No matter how difficult it had been to remain strong through all of this, I had done so for Logan.
But now, with the adoring way he looked at Jared, you could’ve sliced me across the stomach with a dull knife and tossed me to a great white shark, and it would’ve hurt a lot less.
I would do anything for Logan, but I couldn’t give him the one thing he needed. I couldn’t tell him and Jared the truth and risk destroying Logan.
I blinked back the tears threatening to form. Logan would never have a father. If I had learned one single fact during the past three years, it was that other guys weren’t much different from my ex. They weren’t interested in dating a woman with a child. Add the challenge of the child being deaf—cochlear implant or not—and any interest they might have had in me plummeted to zero.

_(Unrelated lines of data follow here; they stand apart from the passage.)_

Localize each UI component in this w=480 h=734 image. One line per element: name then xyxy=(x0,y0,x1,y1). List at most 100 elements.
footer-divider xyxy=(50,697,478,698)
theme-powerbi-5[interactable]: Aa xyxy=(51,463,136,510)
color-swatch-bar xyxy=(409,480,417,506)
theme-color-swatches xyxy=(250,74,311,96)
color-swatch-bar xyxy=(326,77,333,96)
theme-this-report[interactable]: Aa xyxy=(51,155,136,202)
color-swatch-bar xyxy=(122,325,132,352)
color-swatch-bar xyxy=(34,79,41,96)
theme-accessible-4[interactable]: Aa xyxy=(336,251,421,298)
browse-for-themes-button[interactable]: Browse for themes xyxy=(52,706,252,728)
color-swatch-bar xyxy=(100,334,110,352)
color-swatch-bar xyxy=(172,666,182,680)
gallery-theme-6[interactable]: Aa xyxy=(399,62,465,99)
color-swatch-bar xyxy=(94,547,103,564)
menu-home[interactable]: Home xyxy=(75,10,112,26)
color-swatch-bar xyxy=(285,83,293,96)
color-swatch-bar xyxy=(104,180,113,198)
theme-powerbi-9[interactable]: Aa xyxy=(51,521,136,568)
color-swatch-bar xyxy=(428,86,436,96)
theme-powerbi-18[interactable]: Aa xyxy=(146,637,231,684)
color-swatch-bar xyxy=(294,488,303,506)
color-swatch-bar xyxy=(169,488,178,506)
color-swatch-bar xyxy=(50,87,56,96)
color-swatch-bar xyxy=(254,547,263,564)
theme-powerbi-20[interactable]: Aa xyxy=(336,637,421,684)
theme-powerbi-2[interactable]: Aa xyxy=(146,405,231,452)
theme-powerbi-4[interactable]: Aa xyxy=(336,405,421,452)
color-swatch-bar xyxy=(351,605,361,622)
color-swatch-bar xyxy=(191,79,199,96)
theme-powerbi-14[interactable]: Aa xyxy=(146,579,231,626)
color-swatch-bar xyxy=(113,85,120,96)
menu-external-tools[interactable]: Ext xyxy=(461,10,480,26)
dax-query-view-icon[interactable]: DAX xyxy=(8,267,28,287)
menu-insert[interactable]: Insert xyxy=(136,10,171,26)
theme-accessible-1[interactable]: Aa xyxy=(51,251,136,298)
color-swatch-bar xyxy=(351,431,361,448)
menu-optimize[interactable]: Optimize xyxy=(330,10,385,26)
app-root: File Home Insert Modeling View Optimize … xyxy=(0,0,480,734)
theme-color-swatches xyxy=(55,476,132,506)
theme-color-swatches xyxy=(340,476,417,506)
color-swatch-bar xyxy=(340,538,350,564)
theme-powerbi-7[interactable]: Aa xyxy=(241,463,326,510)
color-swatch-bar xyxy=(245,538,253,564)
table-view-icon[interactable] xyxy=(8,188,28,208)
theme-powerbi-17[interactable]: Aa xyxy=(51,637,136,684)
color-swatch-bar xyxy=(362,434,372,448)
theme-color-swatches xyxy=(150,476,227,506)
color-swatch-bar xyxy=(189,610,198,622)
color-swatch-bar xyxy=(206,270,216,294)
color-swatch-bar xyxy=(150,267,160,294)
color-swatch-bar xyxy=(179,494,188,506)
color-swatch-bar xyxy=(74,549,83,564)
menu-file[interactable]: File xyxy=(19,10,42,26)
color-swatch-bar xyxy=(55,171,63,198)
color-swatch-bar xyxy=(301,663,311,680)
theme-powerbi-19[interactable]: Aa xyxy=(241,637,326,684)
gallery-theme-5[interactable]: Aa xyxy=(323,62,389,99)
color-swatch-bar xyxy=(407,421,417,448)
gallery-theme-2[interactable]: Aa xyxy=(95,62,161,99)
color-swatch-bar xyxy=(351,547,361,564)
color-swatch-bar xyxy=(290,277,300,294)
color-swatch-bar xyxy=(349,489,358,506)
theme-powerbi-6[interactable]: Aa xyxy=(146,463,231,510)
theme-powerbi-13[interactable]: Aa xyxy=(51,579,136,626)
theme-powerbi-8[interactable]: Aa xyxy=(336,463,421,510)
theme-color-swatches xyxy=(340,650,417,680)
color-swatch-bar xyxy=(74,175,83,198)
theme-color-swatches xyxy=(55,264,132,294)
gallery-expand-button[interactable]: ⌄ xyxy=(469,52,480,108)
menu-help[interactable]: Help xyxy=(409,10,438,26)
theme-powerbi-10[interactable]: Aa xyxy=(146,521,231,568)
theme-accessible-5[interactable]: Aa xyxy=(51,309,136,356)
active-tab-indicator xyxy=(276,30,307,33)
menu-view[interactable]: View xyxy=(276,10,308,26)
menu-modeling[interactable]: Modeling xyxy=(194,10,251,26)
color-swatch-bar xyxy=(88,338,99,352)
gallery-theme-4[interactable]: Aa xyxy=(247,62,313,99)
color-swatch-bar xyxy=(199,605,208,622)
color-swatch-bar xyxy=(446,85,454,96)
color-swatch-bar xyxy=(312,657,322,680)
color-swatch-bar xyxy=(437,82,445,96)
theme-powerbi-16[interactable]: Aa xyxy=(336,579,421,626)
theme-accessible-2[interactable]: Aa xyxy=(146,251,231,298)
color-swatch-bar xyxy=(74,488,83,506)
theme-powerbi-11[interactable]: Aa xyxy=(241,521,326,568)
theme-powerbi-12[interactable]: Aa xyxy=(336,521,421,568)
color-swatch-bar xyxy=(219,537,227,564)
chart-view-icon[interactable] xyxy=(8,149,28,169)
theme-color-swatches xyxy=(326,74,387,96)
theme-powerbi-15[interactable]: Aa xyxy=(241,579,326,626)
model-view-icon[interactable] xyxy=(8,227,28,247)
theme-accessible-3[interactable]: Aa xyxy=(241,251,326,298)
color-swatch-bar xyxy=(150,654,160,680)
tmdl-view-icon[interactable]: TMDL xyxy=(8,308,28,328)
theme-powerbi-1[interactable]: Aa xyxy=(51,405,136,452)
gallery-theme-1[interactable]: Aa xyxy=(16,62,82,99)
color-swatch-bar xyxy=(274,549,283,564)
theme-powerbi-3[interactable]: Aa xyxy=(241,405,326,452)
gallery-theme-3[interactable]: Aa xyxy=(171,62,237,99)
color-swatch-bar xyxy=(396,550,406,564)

I pushed the painful memories away, did my best to temporarily patch up the crack in my heart, and joined the party. I laughed at Jared’s jokes and listened to Sharon tell Jared about some of Logan’s escapades. I avoided redirecting the conversation when she did that, even though I didn’t want her to involve Jared in his son’s life more than necessary. To do so would’ve added to her suspicions.
“Open my present first,” Logan said, his excitement barely contained as he handed Sharon the gift he had wrapped himself. A ton of clear tape held the happy-face, potato-print wrapping paper together. The package would’ve looked a lot better if we had at least put the gift in a box, but I couldn’t find one in the apartment and Logan had been too impatient to wait.
Sharon turned the package around in her hands, her expression thoughtful. “I can’t imagine what it is. Is it a soccer ball?”
Logan giggled. “No. Soccer ball round.”
“That’s right, Logan,” she said. “A soccer ballisround.” The gift was flat. “Is it a lion?”
Logan giggled again. “Lion is big.” He also signed it.